As can be seen, the creation of the IS is an innovation in the Brazilian tax system, aligning with international practices for taxing harmful products. However, its implementation requires taxpayers to exercise extra care regarding compliance with new ancillary obligations, the correct classification of taxable goods and services, and the assessment of tax risks arising from potential interpretative divergences, especially in sectors with high regulatory complexity such as fuels and mining.

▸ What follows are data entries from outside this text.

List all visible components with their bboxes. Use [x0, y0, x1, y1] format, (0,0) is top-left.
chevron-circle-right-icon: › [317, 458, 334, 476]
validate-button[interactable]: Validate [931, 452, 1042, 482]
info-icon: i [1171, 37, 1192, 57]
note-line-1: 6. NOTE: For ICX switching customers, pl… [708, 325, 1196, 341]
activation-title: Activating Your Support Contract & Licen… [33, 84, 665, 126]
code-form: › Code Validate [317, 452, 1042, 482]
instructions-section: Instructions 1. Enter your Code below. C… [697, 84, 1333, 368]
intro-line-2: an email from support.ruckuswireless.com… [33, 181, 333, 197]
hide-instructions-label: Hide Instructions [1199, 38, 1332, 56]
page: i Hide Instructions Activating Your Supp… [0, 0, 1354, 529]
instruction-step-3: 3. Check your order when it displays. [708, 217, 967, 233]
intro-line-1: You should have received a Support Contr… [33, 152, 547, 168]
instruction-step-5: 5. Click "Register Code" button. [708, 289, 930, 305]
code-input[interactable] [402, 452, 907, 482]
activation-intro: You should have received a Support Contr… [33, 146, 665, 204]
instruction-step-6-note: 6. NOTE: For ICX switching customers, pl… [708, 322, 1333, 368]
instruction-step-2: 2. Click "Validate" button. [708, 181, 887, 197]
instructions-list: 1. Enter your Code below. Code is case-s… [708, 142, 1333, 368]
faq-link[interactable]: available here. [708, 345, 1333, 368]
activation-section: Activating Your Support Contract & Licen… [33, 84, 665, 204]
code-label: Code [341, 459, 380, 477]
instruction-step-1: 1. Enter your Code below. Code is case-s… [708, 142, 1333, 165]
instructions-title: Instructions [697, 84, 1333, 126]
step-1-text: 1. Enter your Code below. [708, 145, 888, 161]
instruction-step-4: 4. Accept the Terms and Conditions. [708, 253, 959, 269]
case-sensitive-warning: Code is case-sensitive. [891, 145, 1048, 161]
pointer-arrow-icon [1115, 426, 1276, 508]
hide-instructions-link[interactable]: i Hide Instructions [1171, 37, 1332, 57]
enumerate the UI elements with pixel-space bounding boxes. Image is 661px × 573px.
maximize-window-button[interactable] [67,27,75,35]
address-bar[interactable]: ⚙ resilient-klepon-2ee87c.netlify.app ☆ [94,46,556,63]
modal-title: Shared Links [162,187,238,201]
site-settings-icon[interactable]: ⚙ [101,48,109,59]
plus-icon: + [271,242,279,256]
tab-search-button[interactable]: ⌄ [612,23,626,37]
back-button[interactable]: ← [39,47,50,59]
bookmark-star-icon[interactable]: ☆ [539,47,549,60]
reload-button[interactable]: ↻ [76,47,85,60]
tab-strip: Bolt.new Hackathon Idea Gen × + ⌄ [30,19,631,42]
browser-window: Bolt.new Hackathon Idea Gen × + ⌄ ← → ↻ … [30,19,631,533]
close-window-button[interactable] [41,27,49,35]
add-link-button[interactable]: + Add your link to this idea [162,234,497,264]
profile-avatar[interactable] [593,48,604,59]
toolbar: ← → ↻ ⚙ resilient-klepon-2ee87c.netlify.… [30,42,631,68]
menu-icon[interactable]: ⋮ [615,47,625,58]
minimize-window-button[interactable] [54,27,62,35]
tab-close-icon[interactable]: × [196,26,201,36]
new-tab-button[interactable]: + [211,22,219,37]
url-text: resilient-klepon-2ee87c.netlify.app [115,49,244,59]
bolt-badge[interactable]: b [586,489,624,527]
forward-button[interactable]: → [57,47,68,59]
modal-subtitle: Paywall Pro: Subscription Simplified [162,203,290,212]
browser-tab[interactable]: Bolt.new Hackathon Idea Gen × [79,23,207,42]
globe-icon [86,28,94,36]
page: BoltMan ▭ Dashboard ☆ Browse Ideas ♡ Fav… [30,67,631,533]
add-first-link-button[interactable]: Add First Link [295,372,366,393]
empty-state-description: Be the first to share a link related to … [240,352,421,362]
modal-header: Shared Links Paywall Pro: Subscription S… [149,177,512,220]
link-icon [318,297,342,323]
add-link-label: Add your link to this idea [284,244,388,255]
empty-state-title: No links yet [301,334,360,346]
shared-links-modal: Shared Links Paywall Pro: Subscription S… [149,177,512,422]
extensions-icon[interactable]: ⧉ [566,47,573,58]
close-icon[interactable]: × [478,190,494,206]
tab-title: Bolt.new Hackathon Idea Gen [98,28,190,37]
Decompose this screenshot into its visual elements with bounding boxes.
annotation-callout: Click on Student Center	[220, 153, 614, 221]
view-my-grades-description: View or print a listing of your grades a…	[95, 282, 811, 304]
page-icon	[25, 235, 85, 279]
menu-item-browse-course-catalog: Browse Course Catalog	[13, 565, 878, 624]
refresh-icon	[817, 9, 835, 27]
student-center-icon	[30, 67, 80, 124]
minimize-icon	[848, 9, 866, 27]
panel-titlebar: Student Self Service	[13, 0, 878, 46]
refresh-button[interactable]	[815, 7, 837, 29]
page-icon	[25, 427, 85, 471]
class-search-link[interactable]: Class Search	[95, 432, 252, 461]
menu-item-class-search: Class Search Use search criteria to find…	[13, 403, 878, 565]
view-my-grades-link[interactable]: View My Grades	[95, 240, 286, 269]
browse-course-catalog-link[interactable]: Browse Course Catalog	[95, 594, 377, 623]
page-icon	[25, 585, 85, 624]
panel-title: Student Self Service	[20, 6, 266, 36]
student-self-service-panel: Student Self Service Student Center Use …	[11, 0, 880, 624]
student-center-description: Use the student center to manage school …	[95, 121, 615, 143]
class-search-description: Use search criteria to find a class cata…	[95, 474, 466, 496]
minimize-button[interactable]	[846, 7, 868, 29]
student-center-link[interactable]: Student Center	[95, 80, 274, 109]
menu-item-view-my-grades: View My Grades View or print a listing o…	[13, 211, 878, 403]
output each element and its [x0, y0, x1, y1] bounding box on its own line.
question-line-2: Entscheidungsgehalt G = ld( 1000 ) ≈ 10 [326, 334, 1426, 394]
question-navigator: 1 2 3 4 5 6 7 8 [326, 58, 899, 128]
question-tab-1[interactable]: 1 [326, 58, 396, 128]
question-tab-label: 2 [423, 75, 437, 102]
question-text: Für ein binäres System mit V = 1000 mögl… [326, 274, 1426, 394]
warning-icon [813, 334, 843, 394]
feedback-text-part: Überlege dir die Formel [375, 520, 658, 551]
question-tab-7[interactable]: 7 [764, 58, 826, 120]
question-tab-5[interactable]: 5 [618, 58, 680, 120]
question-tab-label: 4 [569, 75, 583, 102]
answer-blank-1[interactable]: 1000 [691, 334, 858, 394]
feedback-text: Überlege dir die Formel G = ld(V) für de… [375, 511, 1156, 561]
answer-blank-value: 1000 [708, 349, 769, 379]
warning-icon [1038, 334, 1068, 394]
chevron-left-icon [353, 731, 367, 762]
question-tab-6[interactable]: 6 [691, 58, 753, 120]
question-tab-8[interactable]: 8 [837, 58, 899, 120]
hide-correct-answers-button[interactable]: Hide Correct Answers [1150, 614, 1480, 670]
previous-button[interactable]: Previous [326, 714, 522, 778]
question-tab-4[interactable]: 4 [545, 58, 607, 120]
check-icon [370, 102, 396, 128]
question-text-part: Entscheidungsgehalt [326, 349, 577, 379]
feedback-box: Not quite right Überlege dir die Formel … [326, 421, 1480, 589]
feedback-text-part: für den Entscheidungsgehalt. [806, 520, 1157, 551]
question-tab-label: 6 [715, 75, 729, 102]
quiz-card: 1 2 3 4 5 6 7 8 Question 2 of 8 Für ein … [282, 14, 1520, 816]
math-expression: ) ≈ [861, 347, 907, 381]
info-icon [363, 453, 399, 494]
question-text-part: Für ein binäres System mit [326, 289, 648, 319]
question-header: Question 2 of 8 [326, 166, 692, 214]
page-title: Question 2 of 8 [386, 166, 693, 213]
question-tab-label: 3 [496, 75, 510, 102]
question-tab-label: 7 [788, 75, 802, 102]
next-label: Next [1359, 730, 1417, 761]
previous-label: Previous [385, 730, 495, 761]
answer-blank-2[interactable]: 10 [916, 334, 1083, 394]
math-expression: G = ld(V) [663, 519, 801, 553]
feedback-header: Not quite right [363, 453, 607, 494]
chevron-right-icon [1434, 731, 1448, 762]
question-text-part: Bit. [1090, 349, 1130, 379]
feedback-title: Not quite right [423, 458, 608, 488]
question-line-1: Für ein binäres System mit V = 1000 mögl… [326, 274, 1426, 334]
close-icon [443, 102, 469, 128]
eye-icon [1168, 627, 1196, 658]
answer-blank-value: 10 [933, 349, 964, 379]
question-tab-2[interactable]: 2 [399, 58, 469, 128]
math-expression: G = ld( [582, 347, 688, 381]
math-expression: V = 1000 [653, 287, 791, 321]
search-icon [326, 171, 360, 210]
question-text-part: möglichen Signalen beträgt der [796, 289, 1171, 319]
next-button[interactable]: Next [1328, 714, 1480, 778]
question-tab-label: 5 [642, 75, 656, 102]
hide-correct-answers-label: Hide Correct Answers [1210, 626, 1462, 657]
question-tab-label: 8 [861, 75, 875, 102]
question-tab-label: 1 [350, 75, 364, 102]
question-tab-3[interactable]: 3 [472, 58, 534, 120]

Despite its narrower scope compared to the IBS and CBS, the economic effects of the IS may be significant, particularly in price formation and the competitiveness of companies subject to progressive rates based on environmental or health criteria. Companies in sectors sensitive to this tax should incorporate the potential tax impacts on their margins, market positioning, and investment decisions into their tax and strategic planning.
That said, although it is a tax with specific reach, the IS has structural influence on the production chains subject to its incidence. Proper understanding and monitoring will be essential for taxpayers to adapt to the new tax model, mitigate risks, and seize opportunities within the regulatory logic ushered in by the Tax Reform.
As can be seen, the IS is just one part of the broader reforms Brazil is currently undertaking; and the oil & gas sector still faces many challenges to ensure the sustainable development of Brazil’s private refining industry. A parallel issue, also of great impact, is the revision of the reference price calculation methodology for oil, set monthly by ANP (the Brazilian National Agency of Petroleum, Natural Gas, and Biofuels), which serves as the calculation base for the collection of royalties and profit-sharing for the Union, States, and Municipalities.
Currently, the reference price lags behind actual market prices for oil, resulting in (1) lower royalty and profit-sharing revenues for the state; (2) loss of IRPJ (corporate income tax) and CSLL (social contribution on net income) revenue; (3) incentives for exports that hinder domestic access to Brazilian oil, delaying the development of private refining. As show by 2023 data, Brazilian federal entities forgo approximately USD 2.5 billion annually due to this regulatory distortion in oil reference pricing. Therefore, it is expected that, very soon, the government will deliver, as part of the reform wave, a revision of ANP’s calculation methodology
Finally, it is clear that, starting with the business environment reform between 2019 and 2022, Brazil is—despite ongoing electoral disputes—moving toward a scenario of tax simplification and regulatory improvement. In this reformist environment, specialized legal counsel remains essential for any foreign player, especially at a time when Brazil is once again attracting investors. And indeed, while we are still somewhat far from Zweig’s idealized land, I am convinced that the Austrian was right to bet on Brazil as a global example of industrial development and sustainability.